Submitted by TaxSweaty7575 t3_123qivg in movies
Joel Miller and William Munny are very similar characters in what makes them who they are. Both have experienced a tragic loss which distills into a kind of moral permission to be cheered on through morally gray violence. Both have violent pasts that have darkened their souls so deeply that even beyond human norms they may be irreconcilable with any metaphysical sense of forgiveness. Both have third acts that show them either saving the defenseless and delivering as much a sense of justice such a bleak world could expect, or only further sealing their morally condemned fate to satisfy selfish desires for redemption or vengeance, at any cost.
Personally, the muddy morality of the lead characters is IMHO what made Unforgiven one of the best westerns/films of all time and made The Last Of Us such a hit video game/show.

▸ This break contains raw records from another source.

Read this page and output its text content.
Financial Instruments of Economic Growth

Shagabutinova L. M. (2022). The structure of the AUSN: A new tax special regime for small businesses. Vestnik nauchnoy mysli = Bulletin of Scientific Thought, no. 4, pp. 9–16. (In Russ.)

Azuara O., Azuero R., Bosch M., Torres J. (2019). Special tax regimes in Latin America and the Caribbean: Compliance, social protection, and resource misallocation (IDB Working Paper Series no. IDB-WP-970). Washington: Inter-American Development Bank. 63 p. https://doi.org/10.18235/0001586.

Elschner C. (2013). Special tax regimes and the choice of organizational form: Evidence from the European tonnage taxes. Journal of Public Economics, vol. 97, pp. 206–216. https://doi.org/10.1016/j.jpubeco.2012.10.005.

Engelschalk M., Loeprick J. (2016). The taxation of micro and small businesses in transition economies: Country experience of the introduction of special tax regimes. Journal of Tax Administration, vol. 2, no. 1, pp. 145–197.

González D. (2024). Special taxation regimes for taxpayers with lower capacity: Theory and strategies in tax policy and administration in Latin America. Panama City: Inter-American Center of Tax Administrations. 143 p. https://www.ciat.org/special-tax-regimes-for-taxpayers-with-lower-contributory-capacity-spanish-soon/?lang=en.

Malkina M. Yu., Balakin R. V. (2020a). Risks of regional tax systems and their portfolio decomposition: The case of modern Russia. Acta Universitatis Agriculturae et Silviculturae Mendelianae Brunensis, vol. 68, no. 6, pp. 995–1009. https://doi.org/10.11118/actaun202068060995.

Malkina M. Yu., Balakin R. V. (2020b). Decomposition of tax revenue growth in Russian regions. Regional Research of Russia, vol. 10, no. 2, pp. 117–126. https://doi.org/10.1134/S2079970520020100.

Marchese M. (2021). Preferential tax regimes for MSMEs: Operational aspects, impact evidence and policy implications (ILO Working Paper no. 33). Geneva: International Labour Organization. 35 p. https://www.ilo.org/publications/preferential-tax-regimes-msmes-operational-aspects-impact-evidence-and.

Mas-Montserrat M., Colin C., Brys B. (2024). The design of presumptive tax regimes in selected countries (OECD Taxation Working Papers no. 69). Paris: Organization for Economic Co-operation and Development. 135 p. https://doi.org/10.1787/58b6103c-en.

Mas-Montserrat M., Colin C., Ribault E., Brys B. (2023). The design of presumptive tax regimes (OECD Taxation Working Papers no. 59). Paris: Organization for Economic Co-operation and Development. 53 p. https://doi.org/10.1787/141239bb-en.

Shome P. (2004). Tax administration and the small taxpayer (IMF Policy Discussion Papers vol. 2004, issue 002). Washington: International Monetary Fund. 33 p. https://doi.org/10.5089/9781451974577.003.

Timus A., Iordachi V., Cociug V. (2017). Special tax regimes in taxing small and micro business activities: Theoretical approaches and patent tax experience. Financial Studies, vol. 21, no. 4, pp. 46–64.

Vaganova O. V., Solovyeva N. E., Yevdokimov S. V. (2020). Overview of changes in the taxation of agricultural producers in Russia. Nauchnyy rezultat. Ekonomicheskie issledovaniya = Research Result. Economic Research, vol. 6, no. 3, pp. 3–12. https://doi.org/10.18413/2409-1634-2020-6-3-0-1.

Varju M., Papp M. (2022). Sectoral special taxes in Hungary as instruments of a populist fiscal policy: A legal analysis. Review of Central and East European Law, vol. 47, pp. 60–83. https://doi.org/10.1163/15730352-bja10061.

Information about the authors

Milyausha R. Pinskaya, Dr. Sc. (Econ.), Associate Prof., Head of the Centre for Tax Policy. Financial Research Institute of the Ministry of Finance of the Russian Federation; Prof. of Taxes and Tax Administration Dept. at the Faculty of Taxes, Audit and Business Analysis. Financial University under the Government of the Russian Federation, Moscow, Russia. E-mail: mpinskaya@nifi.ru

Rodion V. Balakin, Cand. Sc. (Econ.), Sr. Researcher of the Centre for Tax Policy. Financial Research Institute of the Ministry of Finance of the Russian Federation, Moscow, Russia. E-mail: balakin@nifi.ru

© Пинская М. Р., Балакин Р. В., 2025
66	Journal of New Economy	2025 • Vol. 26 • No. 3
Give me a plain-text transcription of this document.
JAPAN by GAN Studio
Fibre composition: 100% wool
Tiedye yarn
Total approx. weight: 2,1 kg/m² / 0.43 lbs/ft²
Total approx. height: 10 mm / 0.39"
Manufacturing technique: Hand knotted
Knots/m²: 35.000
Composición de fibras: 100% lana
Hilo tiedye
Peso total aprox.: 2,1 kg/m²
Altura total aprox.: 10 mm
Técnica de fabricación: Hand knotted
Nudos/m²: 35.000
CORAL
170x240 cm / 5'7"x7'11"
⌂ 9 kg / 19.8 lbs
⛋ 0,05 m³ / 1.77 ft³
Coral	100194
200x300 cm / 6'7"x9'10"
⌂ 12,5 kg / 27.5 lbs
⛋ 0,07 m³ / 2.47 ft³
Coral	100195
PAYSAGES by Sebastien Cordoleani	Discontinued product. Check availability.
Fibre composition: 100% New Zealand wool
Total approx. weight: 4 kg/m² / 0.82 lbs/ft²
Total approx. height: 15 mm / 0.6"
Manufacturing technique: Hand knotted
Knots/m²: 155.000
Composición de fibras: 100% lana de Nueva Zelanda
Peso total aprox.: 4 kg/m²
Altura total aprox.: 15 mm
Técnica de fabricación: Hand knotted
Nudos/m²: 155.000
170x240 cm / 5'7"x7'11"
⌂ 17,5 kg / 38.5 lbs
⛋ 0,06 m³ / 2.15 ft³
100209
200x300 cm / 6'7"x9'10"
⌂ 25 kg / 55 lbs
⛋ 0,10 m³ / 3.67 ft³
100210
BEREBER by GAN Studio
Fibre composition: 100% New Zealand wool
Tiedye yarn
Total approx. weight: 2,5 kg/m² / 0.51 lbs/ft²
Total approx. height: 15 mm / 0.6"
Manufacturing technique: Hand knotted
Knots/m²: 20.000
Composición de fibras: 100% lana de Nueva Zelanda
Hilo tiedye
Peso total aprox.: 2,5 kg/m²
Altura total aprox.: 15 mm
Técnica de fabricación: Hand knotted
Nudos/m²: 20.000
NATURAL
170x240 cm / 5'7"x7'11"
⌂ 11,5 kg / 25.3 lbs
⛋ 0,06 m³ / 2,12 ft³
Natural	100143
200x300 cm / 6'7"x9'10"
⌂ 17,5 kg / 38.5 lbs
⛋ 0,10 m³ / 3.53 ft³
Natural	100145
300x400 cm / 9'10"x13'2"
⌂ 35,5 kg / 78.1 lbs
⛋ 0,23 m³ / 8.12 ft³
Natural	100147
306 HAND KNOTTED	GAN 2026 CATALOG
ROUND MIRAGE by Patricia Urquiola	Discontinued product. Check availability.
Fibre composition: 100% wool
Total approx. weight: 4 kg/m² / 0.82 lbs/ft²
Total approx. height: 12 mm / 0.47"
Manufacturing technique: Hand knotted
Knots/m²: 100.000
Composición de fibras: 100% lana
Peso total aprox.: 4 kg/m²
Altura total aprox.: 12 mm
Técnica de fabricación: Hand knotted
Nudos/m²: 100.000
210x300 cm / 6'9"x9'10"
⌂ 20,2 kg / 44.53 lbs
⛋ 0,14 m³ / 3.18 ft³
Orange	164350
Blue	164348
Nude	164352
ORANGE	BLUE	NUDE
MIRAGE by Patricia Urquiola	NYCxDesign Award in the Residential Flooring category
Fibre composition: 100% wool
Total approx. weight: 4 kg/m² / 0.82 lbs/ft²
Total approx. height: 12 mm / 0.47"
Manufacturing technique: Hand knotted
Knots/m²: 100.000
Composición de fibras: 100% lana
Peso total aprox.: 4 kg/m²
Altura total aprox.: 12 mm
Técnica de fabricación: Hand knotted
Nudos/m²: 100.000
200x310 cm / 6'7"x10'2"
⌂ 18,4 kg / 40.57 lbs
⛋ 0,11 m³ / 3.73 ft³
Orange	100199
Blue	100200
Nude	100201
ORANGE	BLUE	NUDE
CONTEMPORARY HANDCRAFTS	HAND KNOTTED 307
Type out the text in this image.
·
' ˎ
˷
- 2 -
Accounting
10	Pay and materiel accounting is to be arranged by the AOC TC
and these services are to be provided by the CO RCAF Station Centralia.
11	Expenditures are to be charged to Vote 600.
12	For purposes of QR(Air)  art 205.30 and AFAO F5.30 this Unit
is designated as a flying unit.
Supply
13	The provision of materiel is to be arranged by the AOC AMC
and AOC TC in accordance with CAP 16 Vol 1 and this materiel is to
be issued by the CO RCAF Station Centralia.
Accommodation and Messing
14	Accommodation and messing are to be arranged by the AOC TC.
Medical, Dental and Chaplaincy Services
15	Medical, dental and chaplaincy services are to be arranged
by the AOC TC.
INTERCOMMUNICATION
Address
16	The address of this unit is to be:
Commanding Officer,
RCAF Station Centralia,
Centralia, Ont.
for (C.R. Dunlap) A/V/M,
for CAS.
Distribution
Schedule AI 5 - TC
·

Did Will Munny's violent past that included killing women and children to rob a train make him irredeemable? Did the lives that were impacted and destroyed by the final "lucky" reckoning in the saloon matter less than the lives of his children, or Ned?
Did Joel Miller's talent at killing for his family, for those closest to him make him a "bad" wolf in a world of wolves?
I personally prefer characters that force an internal reflection on why we cheer for them, why we accept or maybe desire a degree of darkness as a necessary part of the narrative metamorphosis to light. Maybe since we know in our gut it never gets as bright as we hope it does, and it can't to be believed when compared to reality.